The Graduate School of Business Administration will launch a series of conversations about geopolitics and business on Friday, Jan. 13, at King’s College in London.

The event, which will examine how the relationship between Israel and Turkey could affect the global business climate, is the first in the series “The Future of Business: America in a New World,” which will take place in locations around the globe.

That conversation will continue on March 30 in Istanbul, on June 8 in New York City and on June 22 in Jerusalem.

The gatherings will link roughly 30 experts in politics, academia and business, including Fordham professors, alumni and business professionals. They are designed to spark debate about how business leaders can better understand and respond to shifting cultural and political movements.

Moreover, the series is positioned to encourage reflection on the role of the United States in the new century. As American business dominated commerce and finance for most of the 20th century, it now pursues its agenda in a context of rapidly emerging new players with shifting relationships among states.
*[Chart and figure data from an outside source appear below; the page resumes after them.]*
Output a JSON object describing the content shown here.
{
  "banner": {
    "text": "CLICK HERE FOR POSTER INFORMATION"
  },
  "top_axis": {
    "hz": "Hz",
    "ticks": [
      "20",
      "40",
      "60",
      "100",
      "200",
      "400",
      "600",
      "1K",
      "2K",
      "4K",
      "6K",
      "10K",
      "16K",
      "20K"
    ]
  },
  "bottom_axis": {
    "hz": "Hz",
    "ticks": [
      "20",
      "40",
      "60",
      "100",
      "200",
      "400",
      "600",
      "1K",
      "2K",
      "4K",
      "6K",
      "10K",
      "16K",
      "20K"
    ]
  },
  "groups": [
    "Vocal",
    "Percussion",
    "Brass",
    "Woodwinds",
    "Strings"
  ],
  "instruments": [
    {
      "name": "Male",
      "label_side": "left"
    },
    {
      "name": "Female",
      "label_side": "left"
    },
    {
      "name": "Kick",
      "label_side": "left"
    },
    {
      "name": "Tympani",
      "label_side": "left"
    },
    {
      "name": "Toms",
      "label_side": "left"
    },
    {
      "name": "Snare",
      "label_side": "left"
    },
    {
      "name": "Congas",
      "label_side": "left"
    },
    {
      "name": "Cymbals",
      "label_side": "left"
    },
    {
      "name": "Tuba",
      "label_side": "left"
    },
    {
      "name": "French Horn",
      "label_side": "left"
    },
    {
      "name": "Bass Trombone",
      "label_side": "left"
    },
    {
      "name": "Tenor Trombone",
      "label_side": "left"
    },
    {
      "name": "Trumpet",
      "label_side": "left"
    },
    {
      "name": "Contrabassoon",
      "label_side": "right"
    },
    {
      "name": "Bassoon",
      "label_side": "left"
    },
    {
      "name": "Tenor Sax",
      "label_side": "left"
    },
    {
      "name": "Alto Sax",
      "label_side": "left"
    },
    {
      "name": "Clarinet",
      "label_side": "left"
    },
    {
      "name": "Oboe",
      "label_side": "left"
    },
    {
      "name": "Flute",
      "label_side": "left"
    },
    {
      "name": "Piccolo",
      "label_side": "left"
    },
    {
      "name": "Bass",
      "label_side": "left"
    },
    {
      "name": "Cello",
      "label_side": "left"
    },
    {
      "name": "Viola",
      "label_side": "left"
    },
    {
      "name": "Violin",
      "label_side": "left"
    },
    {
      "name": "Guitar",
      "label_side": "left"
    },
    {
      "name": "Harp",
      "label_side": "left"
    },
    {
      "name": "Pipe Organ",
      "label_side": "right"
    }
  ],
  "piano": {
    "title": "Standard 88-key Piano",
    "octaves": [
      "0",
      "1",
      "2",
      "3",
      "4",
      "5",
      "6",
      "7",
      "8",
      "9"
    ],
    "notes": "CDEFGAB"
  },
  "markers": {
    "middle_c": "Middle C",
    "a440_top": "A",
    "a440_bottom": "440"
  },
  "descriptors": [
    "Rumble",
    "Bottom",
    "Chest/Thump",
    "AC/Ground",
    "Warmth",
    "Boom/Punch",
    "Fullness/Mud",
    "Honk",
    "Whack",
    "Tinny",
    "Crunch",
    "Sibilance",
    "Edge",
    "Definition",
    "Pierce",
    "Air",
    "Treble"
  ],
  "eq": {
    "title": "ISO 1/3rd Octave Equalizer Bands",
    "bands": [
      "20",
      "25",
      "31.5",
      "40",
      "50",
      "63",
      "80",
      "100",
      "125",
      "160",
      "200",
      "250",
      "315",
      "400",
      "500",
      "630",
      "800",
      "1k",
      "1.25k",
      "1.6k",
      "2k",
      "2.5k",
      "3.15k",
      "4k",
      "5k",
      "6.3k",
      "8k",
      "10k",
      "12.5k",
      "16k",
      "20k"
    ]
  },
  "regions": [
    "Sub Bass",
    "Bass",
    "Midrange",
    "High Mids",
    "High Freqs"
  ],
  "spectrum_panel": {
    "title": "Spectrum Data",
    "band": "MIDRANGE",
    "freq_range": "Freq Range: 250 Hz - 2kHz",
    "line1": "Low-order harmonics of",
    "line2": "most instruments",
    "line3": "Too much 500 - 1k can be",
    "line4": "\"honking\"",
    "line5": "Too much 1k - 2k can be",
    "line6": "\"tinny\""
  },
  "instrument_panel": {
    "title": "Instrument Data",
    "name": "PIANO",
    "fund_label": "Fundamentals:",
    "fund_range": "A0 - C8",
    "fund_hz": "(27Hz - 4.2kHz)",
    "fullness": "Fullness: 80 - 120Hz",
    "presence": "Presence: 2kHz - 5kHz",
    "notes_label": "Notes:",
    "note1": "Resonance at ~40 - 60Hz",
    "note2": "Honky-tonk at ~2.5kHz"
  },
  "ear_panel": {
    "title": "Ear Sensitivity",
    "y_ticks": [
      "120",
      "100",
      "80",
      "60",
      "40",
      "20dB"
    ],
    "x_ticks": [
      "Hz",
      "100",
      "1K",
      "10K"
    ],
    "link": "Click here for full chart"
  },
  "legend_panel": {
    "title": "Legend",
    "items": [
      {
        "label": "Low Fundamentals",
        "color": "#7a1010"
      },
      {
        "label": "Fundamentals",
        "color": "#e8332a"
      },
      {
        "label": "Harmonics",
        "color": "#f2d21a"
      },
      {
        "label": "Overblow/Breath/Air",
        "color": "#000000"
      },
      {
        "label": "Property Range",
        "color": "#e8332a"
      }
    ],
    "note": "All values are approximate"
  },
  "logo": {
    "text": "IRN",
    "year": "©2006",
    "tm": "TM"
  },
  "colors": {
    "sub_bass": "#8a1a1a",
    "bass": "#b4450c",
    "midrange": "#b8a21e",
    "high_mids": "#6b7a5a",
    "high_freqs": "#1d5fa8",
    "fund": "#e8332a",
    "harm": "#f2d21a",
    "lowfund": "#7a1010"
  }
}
“So, an overarching question to consider is, ‘How are the leaders of American business to prepare themselves for the responsibilities of guiding their enterprises in the brave new world of the 21st century?’” said David Gautschi, Ph.D., dean of the Graduate School of Business Administration.

“What should they know and what should they do as their enterprises act as instruments to create and distribute wealth? What must they know and do in order to cause no harm?”

Turkey and Israel are ideal subjects with which to begin this kind of conversation, Gautschi said.

“Both nations have strong ties to the United States, and although Israel has deeper cultural ties in the U.S., Turkey’s global standing has risen dramatically recently,” he said. “Many of the participants in the Arab Spring uprisings cite it as a role model for Middle Eastern countries.”

The relationship between the two nations has been strained, in part due to disagreements over Israel’s dealings with Palestinians.

Given the sensitive nature of the conversations, and to promote a spirit of open dialogue, “The Future of Business” series will be open only to invited guests. Conversations at the four venues will be videotaped and incorporated into a documentary case series for use in GBA and other business school curricula.

Friday’s conversation will feature these principal contributors:

Nick Butler, visiting fellow and chair of the King’s Policy Institute at King’s College;
Dominique Moïsi, Ph.D., a French political scientist, writer and Distinguished Visiting Professor in the Schools of Business at Fordham;
William Park, senior lecturer in the Department of Defence Studies at King’s College;
Avi Shlaim, Ph.D., fellow of St. Antony’s College and professor of international relations at the University of Oxford; and
Jonathan Story, Ph.D., emeritus professor of international political economy at INSEAD and Distinguished Visiting Professor in the Schools of Business at Fordham.

Fordham faculty members taking part include: Iftekhar Hasan, Ph.D., the Corrigan Chair in International Business and Finance, and Dawn Lerman, Ph.D., area chair and associate professor of marketing.

Gautschi said the goal of the inaugural event is to help senior business executives who are facing strategic choices interpret the signals that are coming from what is a quickly evolving story.

“There are two players here that are very important to the U.S., and may be following different agendas. They could reach some kind of accommodation, or could find themselves in direct conflict. So it is incumbent on us to try to educate people,” he said.

“This is a very sensitive topic, especially the United States’ relationship with Israel, which is special. But we can’t be afraid, as a Jesuit University, to address the pertinent questions.”

Other series discussing the evolving geopolitical and business importance of China, India, Europe, Brazil and South Africa are in the planning stages.

In all the talks, Gautschi said, the goal is to get major players in business to see the world as best they can through other people’s eyes. Participants may come to different conclusions, but at least they will understand why they disagree.

“Business basically boils down to three questions: What is enterprise? What are markets? And how do you put the two together?” he said.

“Enterprise takes many shapes and forms, subjected to different legal regimes, and different philosophical underpinnings. Markets vary in terms of who can participate, where the market is made, how it is made and what rules govern it—whether they’re formal or informal.”